Le 17 mars, Ursula von der Leyen et cinq chefs d’État et de gouvernement européens — Giorgia Meloni, Kyriakos Mitsotakis, Alexander de Croo, Kar Nehammer et Níkos Christodoulídis — se sont rendus au Caire où ils ont signé un accord de « partenariat stratégique global » 1 avec le président égyptien Al-Sissi.

  • 7,4 milliards d’euros seront versés à l’Égypte au titre de l’accord, dont 5 milliards d’euros d’assistance macrofinancière, 1,8 milliards d’euros d’investissements et 600 millions d’euros de subventions. 
  • 200 millions d’euros de subventions seront dédiés au contrôle des migrations. 
  • Le gouvernement égyptien s’est félicité de cet accord dans un contexte de grave crise économique et de crise de la dette.
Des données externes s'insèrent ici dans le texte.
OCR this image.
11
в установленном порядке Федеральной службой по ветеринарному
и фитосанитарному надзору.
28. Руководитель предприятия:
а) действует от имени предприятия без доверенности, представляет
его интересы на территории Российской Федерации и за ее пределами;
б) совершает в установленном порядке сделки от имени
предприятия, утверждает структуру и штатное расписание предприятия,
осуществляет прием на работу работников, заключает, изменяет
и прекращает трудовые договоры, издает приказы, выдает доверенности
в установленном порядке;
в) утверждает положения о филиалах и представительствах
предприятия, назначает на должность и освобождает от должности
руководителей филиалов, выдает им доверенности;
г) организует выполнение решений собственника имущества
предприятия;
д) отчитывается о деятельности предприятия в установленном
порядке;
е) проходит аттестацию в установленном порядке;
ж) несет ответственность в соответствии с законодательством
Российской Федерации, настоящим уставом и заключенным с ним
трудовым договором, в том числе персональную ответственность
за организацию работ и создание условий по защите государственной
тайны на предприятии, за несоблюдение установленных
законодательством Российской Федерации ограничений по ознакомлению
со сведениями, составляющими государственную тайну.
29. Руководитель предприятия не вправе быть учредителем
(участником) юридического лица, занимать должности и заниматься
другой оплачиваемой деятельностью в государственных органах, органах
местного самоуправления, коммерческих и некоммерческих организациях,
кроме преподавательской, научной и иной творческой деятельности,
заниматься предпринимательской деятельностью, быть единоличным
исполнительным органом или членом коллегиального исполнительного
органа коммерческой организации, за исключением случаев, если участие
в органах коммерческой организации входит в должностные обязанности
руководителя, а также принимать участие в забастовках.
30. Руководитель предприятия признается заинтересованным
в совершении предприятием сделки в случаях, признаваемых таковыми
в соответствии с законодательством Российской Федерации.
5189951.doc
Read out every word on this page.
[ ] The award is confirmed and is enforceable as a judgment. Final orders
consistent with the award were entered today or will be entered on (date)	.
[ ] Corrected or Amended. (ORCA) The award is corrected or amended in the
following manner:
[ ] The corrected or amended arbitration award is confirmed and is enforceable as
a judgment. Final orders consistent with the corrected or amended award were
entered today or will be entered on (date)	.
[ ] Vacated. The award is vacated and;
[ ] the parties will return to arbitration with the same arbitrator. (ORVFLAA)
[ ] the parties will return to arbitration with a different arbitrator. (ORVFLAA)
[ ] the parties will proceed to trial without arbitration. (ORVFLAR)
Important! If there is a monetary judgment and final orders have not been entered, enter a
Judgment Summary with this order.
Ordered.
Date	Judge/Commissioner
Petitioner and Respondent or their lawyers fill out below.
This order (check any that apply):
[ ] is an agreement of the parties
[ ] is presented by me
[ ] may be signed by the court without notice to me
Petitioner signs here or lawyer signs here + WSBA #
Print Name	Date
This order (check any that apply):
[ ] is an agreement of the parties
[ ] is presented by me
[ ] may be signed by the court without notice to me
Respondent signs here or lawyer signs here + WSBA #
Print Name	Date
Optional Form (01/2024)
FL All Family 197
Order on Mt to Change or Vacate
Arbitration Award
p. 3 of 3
D’après les autorités, l’Égypte devra débourser 32,79 milliards de dollars pour le service de sa dette en 20242
  • Le gouvernement a conclu début mars un accord de prêt avec le FMI, portant le montant total de l’aide du Fonds à 8 milliards de dollars.

L’accord a été élaboré sur fond de réorientation du Pacte européen sur l’asile et les migrations, dont la délégation de la gestion des migrations à des « pays tiers » est un pilier majeur.

  • Il s’agit du deuxième du genre après un accord avec la Tunisie en juillet 2023 prévoyant le versement de 105 millions d’euros aux autorités tunisiennes pour la lutte contre les migrations vers l’Europe depuis ses côtes. 
  • Ces accords sont les héritiers de l’accord emblématique signé avec la Turquie il y a huit ans jour pour jour, le 18 mars 20163, qui conditionnait la gestion des migrations par les autorités turques au versement de 6 milliards d’euros de la part de l’Union à destination des réfugiés présents en Turquie — en majorité Syriens. 
  • L’Union a par ailleurs versé 700 millions d’euros à la Libye entre 2014 et 2020, dont 59 millions pour la gestion des frontières, auxquels se sont ajoutés 84,85 millions d’euros entre 2021 et 2023.
  • Un accord de partenariat global sur le modèle des accords tunisien et égyptien serait en discussion avec le Maroc. 

Ces accords sont controversés et font l’objet de critiques à l’intérieur de l’Union de la part de plusieurs ONG et qui dénoncent le mauvais traitement des migrants dans les pays tiers.

  • Les Nations Unies ont notamment alerté dans un rapport de 2023 sur des présomptions de crimes contre l’humanité vis-à-vis de migrants passant par la Libye. 
  • Le rapport notait que « le caractère continu, systématique et généralisé des crimes documentés par la mission suggère fortement que le personnel et les fonctionnaires de la Direction de la lutte contre les migrations illégales, à tous les niveaux, sont impliqués »4

Le risque d’instrumentalisation des migrations et de pressions de la part de ces pays tiers est également pointé du doigt dans ces accords signés pour la plupart avec des dirigeants autoritaires — au regard par exemple du bras de fer initié par la Turquie d’Erdoğan en 2020.

Giorgia Meloni est au cœur de ces initiatives diplomatiques, en parallèle du déploiement de son « Plan Mattei » pour l’Afrique, présenté comme un moyen de développer « une alternative à la migration de masse ». Meloni s’est entretenue avec le président turc Erdoğan le 20 janvier au sujet de la gestion bilatérale des flux migratoires. L’Italie et la Turquie chercherait à conclure un accord avec la Libye d’ici l’été 20245.

Sources
  1. European Commission, Joint Declaration on the Strategic and Comprehensive Partnership between The Arab Republic Of Egypt and the European Union, 17 mars 2024.
  2. Egypt State Information Service, « Finance Minister : Moody’s Downward Revision for Egypt Ignores Gov’t Efforts », 19 janvier 2024.
  3. Déclaration conjointe Union-Turquie, 18 mars 2016.
  4. Human rights Council, « Report of the Independent Fact-Finding Mission on Libya », 27 février–31 mars 2023.
  5. Bloomberg, « Meloni Seeks to Boost Ties with Turkey in First Trip as G-7 Head », 21 janvier 2024.